With the one year anniversary of the La Loche shooting approaching (Jan. 22), a special guest arrived in the northern village to spread a message of hope.

“I told them I knew exactly what they were feeling because we were there 17 years ago,” stated former Columbine High School principal Frank DeAngelis who retired in 2014. “The thing people feel, whether it’s the shootings in La Loche or at Columbine, is one day you’re going to wake up and everything is going to be back to normal. We had to redefine what normal is and they’re working toward developing what it’s going to be like after one year.”

While the media gathered at the La Loche Community School Dene Building, DeAngelis spent one day last week speaking with teachers and answering any questions about his experience and how to move forward. Some of the topics DeAngelis touched on included post-traumatic stress disorder, as well as the importance of seeking a counsellor if need be.

The Columbine High School massacre occurred April 20, 1999 in Colorado and resulted in 15 deaths (including the two perpetrators who committed suicide) and 24 non-fatal injuries. DeAngelis was in his office meeting with a teacher when his assistant informed him of a report of shots fired.

“I originally said this can’t be happening in our school,” he said. “I thought it was a senior prank and I ran out of my office to see what was happening and go to the students. That’s when I saw the gunman and he was about 50 yards away, and glass was breaking behind me as the shots were being fired. I ran right into the gunfire.”

Then, DeAngelis said some students approached the area not knowing what was taking place.

“I ran to them immediately to get them to a safe place, and we were able to get into an area and lock the doors behind us before they were able to get to us,” he remarked.

In the days after the shootings, DeAngelis described it as a state of shock, followed by disbelief and anger. Considering the killers took their own lives, he said people were looking for someone to blame. He also noted the difficulty staff had returning to the building in the fall.

“Going back into that building each and every day was very difficult for teachers and staff because they had to relive what they witnessed,” DeAngelis continued. “They walked over bodies that were shot and pools of blood.

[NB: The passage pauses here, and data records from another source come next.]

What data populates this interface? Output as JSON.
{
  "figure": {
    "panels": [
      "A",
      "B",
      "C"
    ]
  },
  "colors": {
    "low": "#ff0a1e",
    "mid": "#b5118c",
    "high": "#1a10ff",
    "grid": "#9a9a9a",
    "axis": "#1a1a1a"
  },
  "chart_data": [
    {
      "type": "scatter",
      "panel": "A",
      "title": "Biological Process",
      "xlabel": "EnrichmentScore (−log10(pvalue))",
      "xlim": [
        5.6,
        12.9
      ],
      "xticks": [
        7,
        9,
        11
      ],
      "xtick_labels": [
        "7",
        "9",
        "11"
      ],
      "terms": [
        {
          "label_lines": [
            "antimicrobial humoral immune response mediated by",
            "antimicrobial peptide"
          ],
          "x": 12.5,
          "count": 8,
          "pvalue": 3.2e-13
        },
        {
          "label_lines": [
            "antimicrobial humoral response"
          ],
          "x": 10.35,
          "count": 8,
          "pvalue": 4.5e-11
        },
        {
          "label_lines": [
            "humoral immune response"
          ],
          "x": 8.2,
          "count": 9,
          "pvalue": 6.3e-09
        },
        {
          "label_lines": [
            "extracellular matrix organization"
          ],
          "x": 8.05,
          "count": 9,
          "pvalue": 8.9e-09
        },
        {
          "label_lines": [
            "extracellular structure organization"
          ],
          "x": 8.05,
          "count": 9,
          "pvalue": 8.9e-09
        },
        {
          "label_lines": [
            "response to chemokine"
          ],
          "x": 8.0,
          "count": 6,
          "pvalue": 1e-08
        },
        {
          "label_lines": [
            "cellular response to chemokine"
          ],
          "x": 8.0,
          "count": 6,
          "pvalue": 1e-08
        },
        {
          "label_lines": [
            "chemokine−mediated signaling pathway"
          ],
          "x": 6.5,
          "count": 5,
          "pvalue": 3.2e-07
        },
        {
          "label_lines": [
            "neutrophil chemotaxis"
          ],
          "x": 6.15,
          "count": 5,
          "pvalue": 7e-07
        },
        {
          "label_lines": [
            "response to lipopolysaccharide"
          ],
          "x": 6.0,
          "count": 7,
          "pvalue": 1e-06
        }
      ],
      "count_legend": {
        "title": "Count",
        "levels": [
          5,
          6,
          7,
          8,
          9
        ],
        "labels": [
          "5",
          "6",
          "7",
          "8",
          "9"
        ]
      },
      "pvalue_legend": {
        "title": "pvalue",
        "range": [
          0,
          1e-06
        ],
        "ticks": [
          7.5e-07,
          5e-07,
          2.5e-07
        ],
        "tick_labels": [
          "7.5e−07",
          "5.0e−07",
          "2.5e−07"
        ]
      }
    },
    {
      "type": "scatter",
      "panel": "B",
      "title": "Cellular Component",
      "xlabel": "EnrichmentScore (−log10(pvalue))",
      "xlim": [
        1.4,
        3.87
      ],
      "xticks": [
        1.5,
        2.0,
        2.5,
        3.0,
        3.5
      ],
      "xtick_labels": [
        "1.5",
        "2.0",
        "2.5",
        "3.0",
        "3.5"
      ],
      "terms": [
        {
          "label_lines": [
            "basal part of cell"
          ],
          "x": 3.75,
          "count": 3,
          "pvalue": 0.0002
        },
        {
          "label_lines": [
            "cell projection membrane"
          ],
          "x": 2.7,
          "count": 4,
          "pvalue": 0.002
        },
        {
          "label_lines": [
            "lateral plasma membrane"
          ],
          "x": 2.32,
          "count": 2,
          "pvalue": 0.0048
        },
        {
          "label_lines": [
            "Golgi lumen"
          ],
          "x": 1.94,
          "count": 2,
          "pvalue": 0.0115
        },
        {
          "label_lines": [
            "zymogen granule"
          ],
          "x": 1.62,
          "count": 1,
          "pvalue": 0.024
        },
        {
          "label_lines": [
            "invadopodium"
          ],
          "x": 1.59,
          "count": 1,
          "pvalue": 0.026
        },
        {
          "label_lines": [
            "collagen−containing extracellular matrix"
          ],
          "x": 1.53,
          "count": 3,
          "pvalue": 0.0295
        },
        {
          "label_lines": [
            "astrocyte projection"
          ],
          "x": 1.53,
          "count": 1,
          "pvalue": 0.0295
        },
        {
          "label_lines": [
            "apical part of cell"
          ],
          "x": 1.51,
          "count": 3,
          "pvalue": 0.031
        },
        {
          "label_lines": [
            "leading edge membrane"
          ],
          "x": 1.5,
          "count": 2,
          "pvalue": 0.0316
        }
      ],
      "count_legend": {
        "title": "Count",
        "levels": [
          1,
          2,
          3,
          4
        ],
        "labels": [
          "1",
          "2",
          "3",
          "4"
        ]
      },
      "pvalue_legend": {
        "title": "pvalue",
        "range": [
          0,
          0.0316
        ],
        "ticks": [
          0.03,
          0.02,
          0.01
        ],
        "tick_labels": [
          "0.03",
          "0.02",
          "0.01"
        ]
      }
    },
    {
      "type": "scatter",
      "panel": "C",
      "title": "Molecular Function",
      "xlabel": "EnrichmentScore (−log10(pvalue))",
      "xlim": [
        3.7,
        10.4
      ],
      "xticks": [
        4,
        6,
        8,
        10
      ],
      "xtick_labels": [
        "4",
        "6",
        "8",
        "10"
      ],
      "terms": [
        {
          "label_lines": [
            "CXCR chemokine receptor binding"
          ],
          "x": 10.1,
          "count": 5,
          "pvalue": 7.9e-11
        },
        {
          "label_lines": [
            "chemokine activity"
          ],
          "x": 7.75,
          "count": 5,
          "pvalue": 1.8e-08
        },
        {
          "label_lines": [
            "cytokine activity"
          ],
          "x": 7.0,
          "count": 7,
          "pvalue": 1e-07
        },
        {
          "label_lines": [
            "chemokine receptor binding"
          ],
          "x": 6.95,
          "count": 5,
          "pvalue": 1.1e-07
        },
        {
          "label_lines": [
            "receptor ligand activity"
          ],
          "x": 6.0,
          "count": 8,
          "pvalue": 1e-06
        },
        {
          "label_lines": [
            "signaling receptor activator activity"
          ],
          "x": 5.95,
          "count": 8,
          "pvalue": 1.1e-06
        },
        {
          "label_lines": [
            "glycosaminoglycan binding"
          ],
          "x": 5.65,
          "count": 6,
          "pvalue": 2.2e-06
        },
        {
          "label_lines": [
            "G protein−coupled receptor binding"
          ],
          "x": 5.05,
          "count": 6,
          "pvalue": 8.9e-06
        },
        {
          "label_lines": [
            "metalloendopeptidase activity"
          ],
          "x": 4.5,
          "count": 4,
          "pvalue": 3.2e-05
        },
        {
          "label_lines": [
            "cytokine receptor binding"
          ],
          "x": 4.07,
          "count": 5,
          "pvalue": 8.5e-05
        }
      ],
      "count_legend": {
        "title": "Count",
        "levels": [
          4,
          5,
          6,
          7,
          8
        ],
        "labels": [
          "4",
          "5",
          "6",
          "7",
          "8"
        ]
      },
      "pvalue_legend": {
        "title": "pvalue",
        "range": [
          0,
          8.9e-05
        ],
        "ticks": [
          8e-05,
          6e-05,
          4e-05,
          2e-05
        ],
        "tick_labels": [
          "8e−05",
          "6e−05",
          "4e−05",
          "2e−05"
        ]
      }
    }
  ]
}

It was very emotional for them to go back in and each day was a challenge.”

One year after the La Loche shootings, DeAngelis believes residents of that community haven’t received the help they need. He noted La Loche hasn’t received near the assistance his school did, but added its location has a lot to do with it.

“Greg Hatch (La Loche Community School principal) doesn’t have the administrative support he needs,” DeAngelis continued. “I worry about the burnout and hopelessness they’re feeling right now. For us, it was difficult, but we did see a light at the end of the tunnel and we knew there was going to be support.”